Na verdade, ao longo de décadas, se os consumidores se forem habituando a identificar o produto com o nome da marca, quando na prática esse nome é uma marca que identifica o produto de uma entidade, e não o produto em si, e se essa realidade for acompanhada de uma inação por parte da empresa detentora dessa marca, para “lutar” contra essa realidade, a marca vai acabar por se perder, com evidente prejuízo para o seu titular.

Assim, diríamos que a degenerescência de marca é o maior sonho de qualquer publicitário (ver uma marca, fruto de uma atuação constante e ativa, transformar-se na designação do próprio produto) e o pior pesadelo para o titular da marca (que, no fim, perde a sua marca, o seu registo, o qual, não fosse esta degenerescência, se teria transformado num relevante ativo económico, porventura até o maior).

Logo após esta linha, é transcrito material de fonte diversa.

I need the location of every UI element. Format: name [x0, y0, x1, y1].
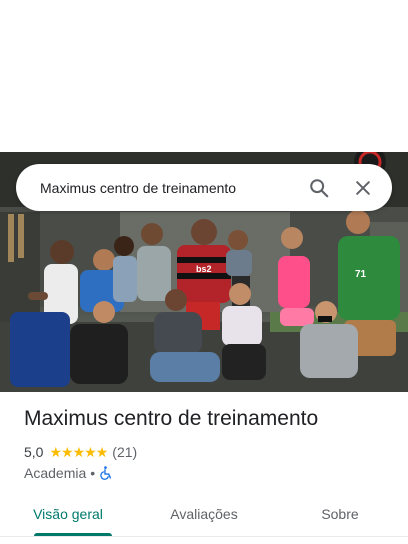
close-icon [356, 180, 370, 195]
rating-row[interactable]: 5,0 ★ ★ ★ ★ ★ (21) [24, 444, 137, 460]
rating-stars: ★ ★ ★ ★ ★ [49, 444, 109, 460]
place-title: Maximus centro de treinamento [24, 407, 319, 430]
svg-text:71: 71 [355, 269, 367, 280]
search-button[interactable] [302, 171, 336, 205]
tab-sobre[interactable]: Sobre [272, 496, 408, 540]
clear-search-button[interactable] [346, 171, 380, 205]
tabs-divider [0, 536, 408, 537]
category-row: Academia • [24, 465, 112, 481]
search-input[interactable]: Maximus centro de treinamento [40, 180, 292, 196]
star-icon: ★ [95, 444, 109, 460]
separator-dot: • [90, 465, 96, 481]
wheelchair-icon [100, 466, 112, 480]
rating-value: 5,0 [24, 444, 44, 460]
star-icon: ★ [49, 444, 62, 460]
search-box[interactable]: Maximus centro de treinamento [16, 164, 392, 211]
jersey-text: bs2 [196, 264, 212, 274]
star-icon: ★ [84, 444, 97, 460]
review-count[interactable]: (21) [112, 444, 137, 460]
star-icon: ★ [72, 444, 86, 460]
search-icon [310, 178, 329, 197]
star-icon: ★ [61, 444, 74, 460]
tab-avaliacoes[interactable]: Avaliações [136, 496, 272, 540]
category-label: Academia [24, 465, 87, 481]
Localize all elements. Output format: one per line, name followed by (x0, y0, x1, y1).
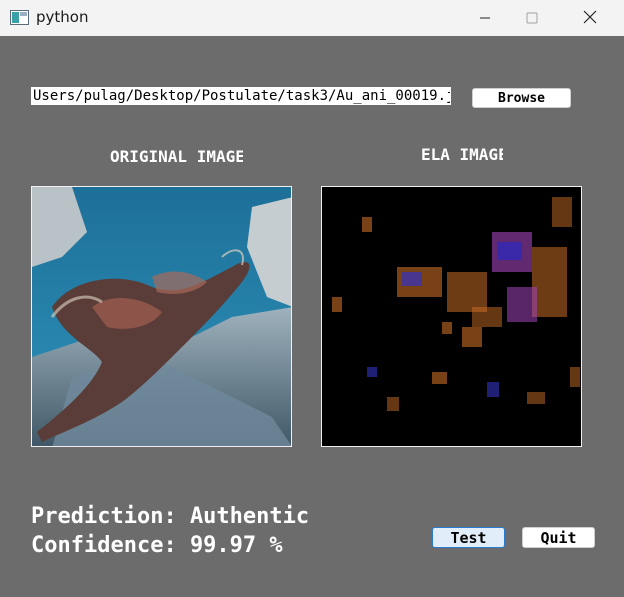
ela-image-label: ELA IMAGE (421, 145, 503, 164)
original-image-label: ORIGINAL IMAGE (110, 147, 243, 166)
ela-image (321, 186, 582, 447)
app-window: python Browse ORIGINAL IMAGE ELA IMAGE (0, 0, 624, 597)
window-title: python (36, 8, 89, 26)
browse-button[interactable]: Browse (472, 88, 571, 108)
original-image (31, 186, 292, 447)
prediction-text: Prediction: Authentic (31, 504, 310, 529)
test-button[interactable]: Test (432, 527, 505, 548)
maximize-button[interactable] (509, 0, 555, 36)
close-button[interactable] (567, 0, 613, 36)
minimize-icon (479, 9, 491, 28)
close-icon (583, 9, 597, 28)
file-path-input[interactable] (31, 87, 451, 105)
quit-button[interactable]: Quit (522, 527, 595, 548)
minimize-button[interactable] (462, 0, 508, 36)
title-bar[interactable]: python (0, 0, 624, 36)
maximize-icon (526, 9, 538, 28)
python-app-icon (10, 10, 29, 25)
confidence-text: Confidence: 99.97 % (31, 533, 283, 558)
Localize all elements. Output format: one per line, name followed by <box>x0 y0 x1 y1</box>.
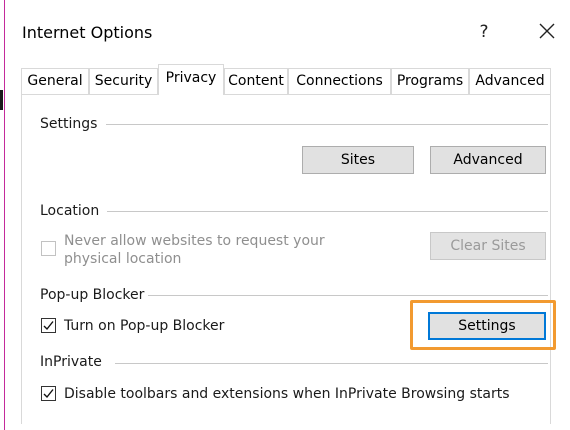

E a verdade é que o titular pode lutar contra essa situação. Pode promover campanhas publicitárias valorizando a marca e mostrando diferenças para os concorrentes, pode, no uso que faz da marca, fazer referência a que a marca é uma marca registada, propriedade de uma entidade, entre outras iniciativas. Perante uma situação de clara confusão entre um produto e uma marca, a inação do titular acaba por penalizá-lo.

Esta situação, que muitos desconhecerão, chama mais uma vez a atenção para a importância de as empresas detentoras de marcas terem uma política ativa de proteção e salvaguarda das suas marcas.

Em muitos casos vemos as empresas portuguesas e os empresários portugueses interessados em pedir marcas e obter registos de marcas, de forma a usá-las nos seus produtos/serviços. Salvaguardar e obter registo de marcas deve assumir um papel determinante na estratégia de desenvolvimento e crescimento das empresas. As marcas ganham cada vez maior relevância na capacidade de diferenciação e inovação das empresas num mercado cada vez mais competitivo. Prevenir e garantir a proteção são aspetos fundamentais que importa acautelar. Falta, agora, uma cultura de salvaguarda e acompanhamento dessas marcas, de forma a evitar que a mesma seja imitada ou copiada e para salvaguardar que a forma como a marca é usada esteja de acordo com a lei e os seus requisitos. O que mais uma vez chama a atenção para um acompanhamento profissional e especializado destas matérias –- o que ainda é a honrosa exceção.

  • Marta Gentil Quina
  • Advogada da JEDC

Assine o ECO Premium

No momento em que a informação é mais importante do que nunca, apoie o jornalismo independente e rigoroso.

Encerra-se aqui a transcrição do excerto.